Stringent requirements to ensure electricity supply
As the primary supplier of electricity in France, the nuclear power plant fleet must be able to generate baseload electricity for business and residential customers throughout the year. To achieve this, EDF has set stringent requirements for availability, safety and maintenance.
Improving fleet availability
To meet electricity demand during periods of peak consumption, EDF makes it an operating priority to improve the availability of its nuclear fleet. The goal is to keep availability at a high level in order to meet peak demand, especially in the winter months. For several years now fleet availability has stood at over 90%. This performance is only possible if safety is ensured throughout power plant operation.
Some 23,000 people ensure the smooth day-to-day operation of France’s 19 nuclear power plants
Extending power plant life span
An efficient fleet is a fleet that ages well. A high-quality maintenance process is crucial to keeping power plants in perfect condition and extending their life span, initially estimated at a minimum of 40 years.
EDF entrusts part of the maintenance work to outside service providers that are accredited on the basis of their technical capability, quality assurance system and financial soundness. This approval is regularly re-assessed. EDF trains providers working at the sites in the operations to be carried out.
Crucial components such as the reactor vessel and containment are subject to special inspections, notably to monitor changes in the concrete they are built in. Modernisation works are scheduled to improve their performance. They are part of a broad programme that includes equipping reactors with a “hardened core” to store essential tools such as pumps and generators and adding further cooling sources.
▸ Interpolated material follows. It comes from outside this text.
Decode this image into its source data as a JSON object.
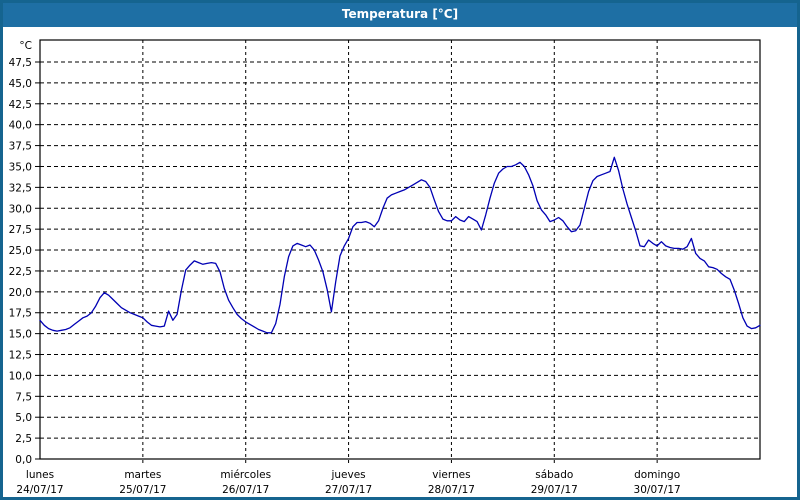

Power plants are also subject to mandatory 10-year inspections carried out by EDF and overseen by the Nuclear Safety Authority (ASN), in which every component is painstakingly examined. These “check-ups” are scheduled so as to avoid affecting the average availability of the fleet. Following the inspection, ASN takes a decision to allow – or refuse – operation for another 10 years. To date ASN has not taken a negative decision regarding any power plant.